James Dzisah, a recent PhD graduate in Sociology.
Photo by Kristen Poitras
March 9, 2007
By Angelina Costain
“The university,” asserts James Dzisah, reflecting on some of the motivating factors behind his study, “is a knowledge bank.” The recent PhD graduate of the Department of Sociology then goes on to explain that the university is in competition with the world, and in order to compete globally, it must “take advantage of the knowledge it generates.” The university must find ways to transfer its knowledge into economic activity.
In recent years, Dzisah says, there has been a transformation in the production and capitalization of academic scientific knowledge. These changes, due in part to factors like globalization of the economy and the ability of universities to hold and generate income from patents, have prompted policy makers to find ways of improving collaborative relationships between the university, industry, and the government. The idea is to better to facilitate scientific and technological innovation.
Sociologists have described this university-industry-government relationship as the triple helix, said Dzisah, and it helps explain innovation in a knowledge-based society. Conjuring images of three separate entities working together to reap the benefits that their pooled resources might offer, the triple helix as a concept recognizes both the independence and interdependence of the three sectors.

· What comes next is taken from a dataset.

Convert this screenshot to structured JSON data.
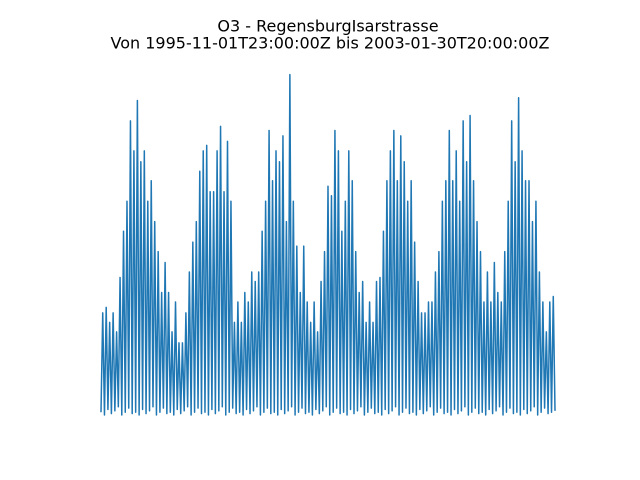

The purpose of Dzisah’s study was, first, to explore the perception of academic scientists and other university-based researchers who play significant roles in the production and capitalization of knowledge. The second objective was to examine the impact of university-industry research relations on the core functions of the university.
Dzisah’s study found that opinions of university-industry collaborations were generally more favorable among those who received commercial funding than among those who did not. Addressing the notion that the university is becoming industrialized, and that basic research is being neglected when universities work with industry, his study concluded that the outcomes of collaborations between university and industry were neither predetermined in favor of industry, nor at expense of the universities.
Furthermore, the findings argue against the notion of academic capitalism – the idea that the university-industry collaborations are harming the core functions of the university. Dzisah says there was a time when research was not part of the core functions of a university, defined as the production, preservation, and transmission of knowledge. However, despite the initial resistance by those who believed that research would take away from the core functions, Dzisah found that research worked together very smoothly with the other functions of the university.
Angelina Costain is a student writer with the College of Graduate Studies and Research.